Murujuga Traditional Custodians escalated their campaign to protect Murujuga rock art in the Pilbara, Western Australia, by protesting outside federal environment minister Tanya Plibersek’s office in Sydney on March 2.
Raelene Cooper, Mardudhunera custodian and former chair of the Murujuga Aboriginal Corporation, and Mardudhunera custodian Mark Clifton spoke to reporters outside Plibersek’s office. “The prime minister and minister Plibersek march in the Gay Pride parade and trumpet their commitment to giving First Nations people a voice,” Cooper said. “But the minister won’t meet with us on her turf to discuss our concerns and hear our fears for our Ngurra — Country.”
The Burrup Peninsula, in the Pilbara’s northwest, is known as Murujuga to Traditional Custodians. It contains about 1 million pieces of rock art that are at least 80,000 years old — the biggest and oldest collection in the world.
Woodside’s Scarborough and Browse Basin gas projects threaten the Murujuga rock art. Woodside also plans to build a 1000-kilometre pipe under the ocean, taking liquefied natural gas (LNG) from the Kimberley to the Burrup for export.

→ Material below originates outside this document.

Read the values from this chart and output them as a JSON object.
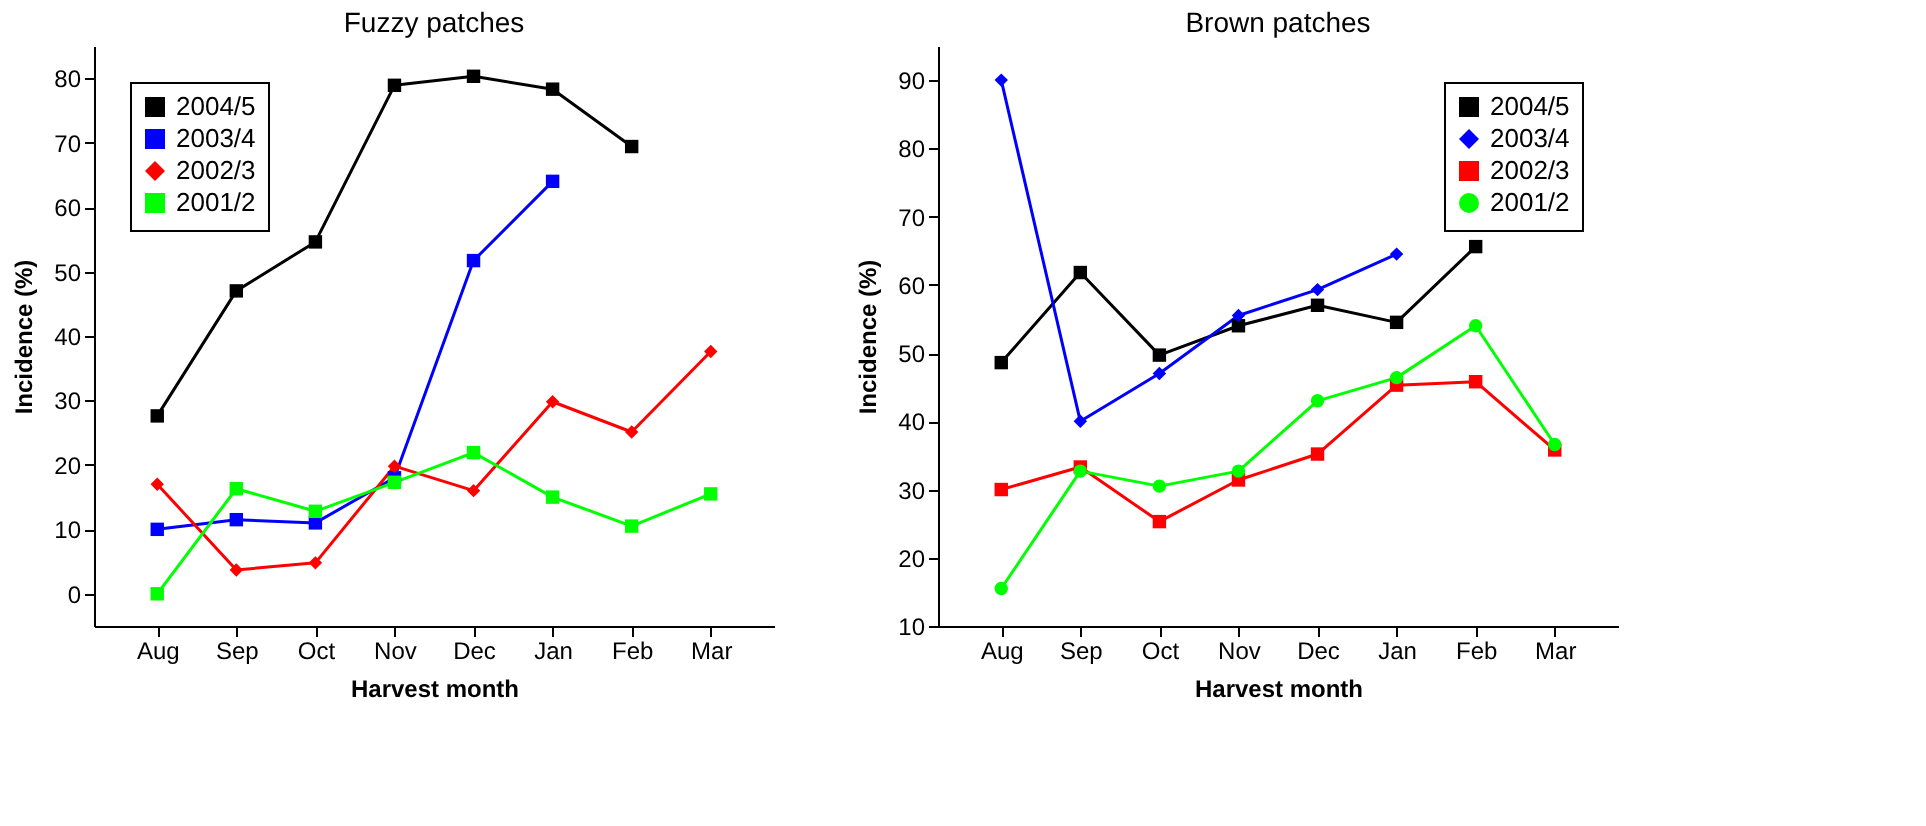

Plibersek made international headlines recently by announcing the nomination of the Murujuga petroglyphs for UNESCO World Heritage listing, but has not ruled out Woodside’s projects that threaten First Nations’ culture and the climate. Woodside was responsible for the destruction of 5000 sacred rock art sites during the construction of earlier parts of the Burrup LNG project.
Plibersek also recently given permission to Santos for a 116-well coal seam gas project in the Surat Basin, Queensland.
Save Our Songlines — a First Nations organisation campaigning to save the Murujuga rock art — have called for a moratorium on further industrial development on Murujuga, under Section 10 of the Aboriginal and Torres Strait Islander Heritage Protection Act.